The kids and even Mom were cheerful at the door, where they posed for pictures, and the bus showed up at not too far off its appointed time--6:47am--so Jake wasn't left waiting forever down the block. Now, Garrett is woken up but is relatively quiet under threat of doing math sheets if he's loud, there might be a little kids awake but they have yet to figure out we're up and downstairs, I'm emailing, and Jake is chortling over Ann Coulter's latest column and it's just about 7am. Other than the fact that we're up and Mark is still asleep (jerk), it's not a bad morning so far.

We'll see how tomorrow goes--Garrett starts but does not yet have a bus pass, and neither does Alex, who starts on Monday, and dealing with the lady at Transportation in the district is always fun exercise of her telling me she can't do anything and me knowing she CAN if I can just say the right things to not piss her off but make her feel that spending a couple minutes now fixing the issue is better than putting me off and having to deal with me later, and both Alex and Duncan still claim they are not going to kindergarten or preschool (though I bet if I switched them, Alex would be fine with going to preschool and Dunc would walk into a class in which he's too young to be in, just like he happily wanted to stay last year in the very class he refuses to go to this year--once I get them in the school, slowly getting them to the proper location within the school should be no problem, right?)

Dunc's stomping down the stairs--we're discovered, and the party is over.

Wednesday, September 03, 2008

Quick Alex Quote

So, Dunc starts hollering from the playroom, but since it's after 3pm and he's doing away with his nap to the misery of all around him, I'm not overly concerned.
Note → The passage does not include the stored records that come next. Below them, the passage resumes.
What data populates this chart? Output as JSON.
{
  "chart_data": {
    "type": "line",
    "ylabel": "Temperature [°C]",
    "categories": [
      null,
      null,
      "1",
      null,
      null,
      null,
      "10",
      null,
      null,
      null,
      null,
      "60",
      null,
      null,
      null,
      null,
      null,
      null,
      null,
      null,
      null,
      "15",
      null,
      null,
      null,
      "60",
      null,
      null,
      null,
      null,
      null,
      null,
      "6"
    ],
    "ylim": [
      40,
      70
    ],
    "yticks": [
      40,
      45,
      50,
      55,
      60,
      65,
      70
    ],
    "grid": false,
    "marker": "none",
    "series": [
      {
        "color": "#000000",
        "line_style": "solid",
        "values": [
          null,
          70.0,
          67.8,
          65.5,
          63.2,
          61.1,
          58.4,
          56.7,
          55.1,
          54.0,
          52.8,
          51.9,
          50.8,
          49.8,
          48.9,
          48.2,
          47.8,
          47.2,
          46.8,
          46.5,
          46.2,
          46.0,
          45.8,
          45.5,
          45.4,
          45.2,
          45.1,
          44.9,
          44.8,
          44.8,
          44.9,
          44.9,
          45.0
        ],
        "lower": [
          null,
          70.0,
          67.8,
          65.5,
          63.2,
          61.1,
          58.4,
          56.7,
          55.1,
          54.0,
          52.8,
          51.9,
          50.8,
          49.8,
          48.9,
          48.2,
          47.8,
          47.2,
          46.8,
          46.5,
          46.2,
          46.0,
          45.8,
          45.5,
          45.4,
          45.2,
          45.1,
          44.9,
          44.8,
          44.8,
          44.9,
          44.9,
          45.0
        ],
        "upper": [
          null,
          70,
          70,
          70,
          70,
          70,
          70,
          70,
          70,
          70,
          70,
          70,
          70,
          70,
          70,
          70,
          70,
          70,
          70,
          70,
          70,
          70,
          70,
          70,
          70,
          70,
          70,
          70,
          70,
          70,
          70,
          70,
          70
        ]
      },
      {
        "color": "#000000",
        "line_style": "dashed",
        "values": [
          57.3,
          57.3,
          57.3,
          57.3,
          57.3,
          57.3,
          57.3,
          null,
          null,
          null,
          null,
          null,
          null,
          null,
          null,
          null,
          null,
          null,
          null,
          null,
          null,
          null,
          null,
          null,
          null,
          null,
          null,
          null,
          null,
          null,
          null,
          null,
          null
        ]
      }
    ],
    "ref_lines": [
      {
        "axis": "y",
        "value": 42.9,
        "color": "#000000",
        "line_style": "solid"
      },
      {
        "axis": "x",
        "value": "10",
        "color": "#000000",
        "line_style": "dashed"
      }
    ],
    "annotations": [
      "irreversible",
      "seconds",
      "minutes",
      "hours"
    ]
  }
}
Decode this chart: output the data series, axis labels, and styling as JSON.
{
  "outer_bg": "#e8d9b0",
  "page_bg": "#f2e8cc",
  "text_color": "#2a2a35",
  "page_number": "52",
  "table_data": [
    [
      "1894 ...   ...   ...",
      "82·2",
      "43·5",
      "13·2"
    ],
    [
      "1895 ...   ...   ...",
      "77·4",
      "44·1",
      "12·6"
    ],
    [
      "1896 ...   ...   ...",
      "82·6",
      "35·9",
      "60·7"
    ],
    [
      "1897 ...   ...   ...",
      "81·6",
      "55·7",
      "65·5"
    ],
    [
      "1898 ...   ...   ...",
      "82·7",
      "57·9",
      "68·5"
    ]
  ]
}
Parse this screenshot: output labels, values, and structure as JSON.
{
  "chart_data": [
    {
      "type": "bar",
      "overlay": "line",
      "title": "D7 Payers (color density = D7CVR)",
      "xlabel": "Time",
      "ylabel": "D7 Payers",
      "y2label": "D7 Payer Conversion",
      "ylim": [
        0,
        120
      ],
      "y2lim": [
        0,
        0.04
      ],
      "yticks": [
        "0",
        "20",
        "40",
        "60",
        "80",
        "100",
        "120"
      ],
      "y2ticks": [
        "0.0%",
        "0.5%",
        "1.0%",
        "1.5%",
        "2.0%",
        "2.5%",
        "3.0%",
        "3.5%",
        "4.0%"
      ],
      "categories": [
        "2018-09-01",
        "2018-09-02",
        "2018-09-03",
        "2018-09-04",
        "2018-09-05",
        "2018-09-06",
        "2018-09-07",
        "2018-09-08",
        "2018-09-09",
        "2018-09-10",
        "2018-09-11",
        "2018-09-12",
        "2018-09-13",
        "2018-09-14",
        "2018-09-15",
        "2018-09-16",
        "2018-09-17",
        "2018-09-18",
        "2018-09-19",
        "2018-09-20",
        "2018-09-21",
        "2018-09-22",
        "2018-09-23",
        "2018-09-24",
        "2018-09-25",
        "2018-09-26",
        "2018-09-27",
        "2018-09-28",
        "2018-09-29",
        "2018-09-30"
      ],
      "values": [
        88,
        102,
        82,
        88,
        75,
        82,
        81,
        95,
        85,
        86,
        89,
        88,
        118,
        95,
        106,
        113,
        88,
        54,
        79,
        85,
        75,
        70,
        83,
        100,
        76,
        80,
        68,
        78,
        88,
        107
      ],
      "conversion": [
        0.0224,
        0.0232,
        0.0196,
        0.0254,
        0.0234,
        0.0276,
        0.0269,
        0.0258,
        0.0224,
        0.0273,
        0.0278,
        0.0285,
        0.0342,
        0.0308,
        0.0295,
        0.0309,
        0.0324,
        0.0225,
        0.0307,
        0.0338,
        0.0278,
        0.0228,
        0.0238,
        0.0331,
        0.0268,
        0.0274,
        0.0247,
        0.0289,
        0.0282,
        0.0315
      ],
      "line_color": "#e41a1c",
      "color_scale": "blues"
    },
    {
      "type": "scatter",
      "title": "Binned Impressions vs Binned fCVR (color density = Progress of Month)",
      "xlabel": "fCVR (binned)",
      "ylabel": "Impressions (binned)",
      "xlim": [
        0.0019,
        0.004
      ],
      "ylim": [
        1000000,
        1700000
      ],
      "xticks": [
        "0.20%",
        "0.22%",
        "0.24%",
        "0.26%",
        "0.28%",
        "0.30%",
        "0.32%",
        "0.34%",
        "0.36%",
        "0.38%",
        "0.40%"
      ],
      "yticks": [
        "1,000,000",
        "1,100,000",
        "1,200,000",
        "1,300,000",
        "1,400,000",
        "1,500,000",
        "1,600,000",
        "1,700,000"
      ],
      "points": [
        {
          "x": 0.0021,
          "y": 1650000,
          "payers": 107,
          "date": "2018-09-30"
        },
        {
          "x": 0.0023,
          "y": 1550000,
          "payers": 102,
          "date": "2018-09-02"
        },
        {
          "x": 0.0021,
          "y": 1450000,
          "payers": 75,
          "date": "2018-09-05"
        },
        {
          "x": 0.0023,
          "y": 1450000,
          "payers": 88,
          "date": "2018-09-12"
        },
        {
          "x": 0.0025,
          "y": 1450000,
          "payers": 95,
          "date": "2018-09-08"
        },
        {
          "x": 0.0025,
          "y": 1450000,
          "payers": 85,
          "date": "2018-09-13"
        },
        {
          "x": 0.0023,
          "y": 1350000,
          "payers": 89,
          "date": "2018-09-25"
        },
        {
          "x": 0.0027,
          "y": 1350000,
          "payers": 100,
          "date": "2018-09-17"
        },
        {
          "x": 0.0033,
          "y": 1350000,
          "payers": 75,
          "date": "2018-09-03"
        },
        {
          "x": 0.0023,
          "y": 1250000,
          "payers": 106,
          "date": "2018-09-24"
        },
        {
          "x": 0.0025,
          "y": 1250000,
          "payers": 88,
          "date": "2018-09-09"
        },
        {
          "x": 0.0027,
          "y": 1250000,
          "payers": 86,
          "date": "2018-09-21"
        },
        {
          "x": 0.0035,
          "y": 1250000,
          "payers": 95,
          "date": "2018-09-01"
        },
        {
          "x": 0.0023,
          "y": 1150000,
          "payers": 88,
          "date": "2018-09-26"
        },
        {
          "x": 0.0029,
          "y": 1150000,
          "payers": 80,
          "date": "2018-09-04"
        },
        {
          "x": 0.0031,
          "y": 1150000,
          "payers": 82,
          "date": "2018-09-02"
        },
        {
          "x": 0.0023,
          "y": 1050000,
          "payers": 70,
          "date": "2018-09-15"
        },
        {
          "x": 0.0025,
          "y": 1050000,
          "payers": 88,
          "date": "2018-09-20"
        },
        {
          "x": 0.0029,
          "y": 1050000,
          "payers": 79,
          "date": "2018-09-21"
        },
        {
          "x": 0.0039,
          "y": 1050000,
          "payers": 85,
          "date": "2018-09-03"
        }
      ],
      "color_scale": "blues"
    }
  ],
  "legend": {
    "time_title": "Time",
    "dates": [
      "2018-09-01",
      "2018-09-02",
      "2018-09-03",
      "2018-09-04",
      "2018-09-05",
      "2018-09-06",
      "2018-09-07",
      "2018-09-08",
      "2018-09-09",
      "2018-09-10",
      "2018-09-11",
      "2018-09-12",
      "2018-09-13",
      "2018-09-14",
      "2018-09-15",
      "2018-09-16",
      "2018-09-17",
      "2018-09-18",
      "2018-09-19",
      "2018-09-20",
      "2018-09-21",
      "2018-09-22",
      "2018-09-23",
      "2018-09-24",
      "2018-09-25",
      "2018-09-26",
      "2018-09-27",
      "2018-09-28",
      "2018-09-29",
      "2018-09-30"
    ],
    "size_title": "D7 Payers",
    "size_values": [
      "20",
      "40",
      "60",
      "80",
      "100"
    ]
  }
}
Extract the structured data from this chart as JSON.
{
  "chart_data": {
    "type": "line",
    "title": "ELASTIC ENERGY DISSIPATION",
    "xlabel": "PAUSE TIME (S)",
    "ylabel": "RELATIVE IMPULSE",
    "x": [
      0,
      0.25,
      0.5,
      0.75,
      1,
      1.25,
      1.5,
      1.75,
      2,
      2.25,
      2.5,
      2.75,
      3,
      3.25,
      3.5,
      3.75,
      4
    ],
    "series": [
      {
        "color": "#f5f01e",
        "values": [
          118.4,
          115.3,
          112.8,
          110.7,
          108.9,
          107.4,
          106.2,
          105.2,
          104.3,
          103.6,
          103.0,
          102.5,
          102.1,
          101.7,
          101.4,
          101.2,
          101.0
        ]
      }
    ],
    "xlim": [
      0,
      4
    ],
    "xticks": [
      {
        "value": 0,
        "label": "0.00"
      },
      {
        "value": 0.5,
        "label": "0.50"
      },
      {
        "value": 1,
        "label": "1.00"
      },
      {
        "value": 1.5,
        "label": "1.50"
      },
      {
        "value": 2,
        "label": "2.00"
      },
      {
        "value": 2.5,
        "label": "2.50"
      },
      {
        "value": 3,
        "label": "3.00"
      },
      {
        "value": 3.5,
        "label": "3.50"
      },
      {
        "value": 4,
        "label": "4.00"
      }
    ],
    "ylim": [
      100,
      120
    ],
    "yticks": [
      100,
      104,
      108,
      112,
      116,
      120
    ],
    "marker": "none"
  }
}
Yes, he probably thinks he got hurt, but it's extremely unlikely that I need to go to him, and he'll make his way to me to tell me what i need to kiss. Sure enough, he comes wailing mildly into the kitchen, but Alex reaches me first, to tell me hastily, "I hurt him on the head by ACCIDENT, Mom. It was only by ACCIDENT."

"You hurt him, though?"

"Yes, by ACCIDENT."

"With what?"

"The floor."

Both Cory and I can't help but giggle, which I'm trying to hide from Dunc because it will only piss him off, so I attempt a straight face as I ask, purely for Cory's entertainment, "So what, you picked up the floor and hit him with it?"

Now Alex is laughing, but I'm not sure he gets why WE think this is funny. "No, I just tickled his neck and he fell backwards."

So kisses to the back of Dunc's head and off they go. I need to make sure I don't just leave the floor lying around where the kids can get a hold of it, though.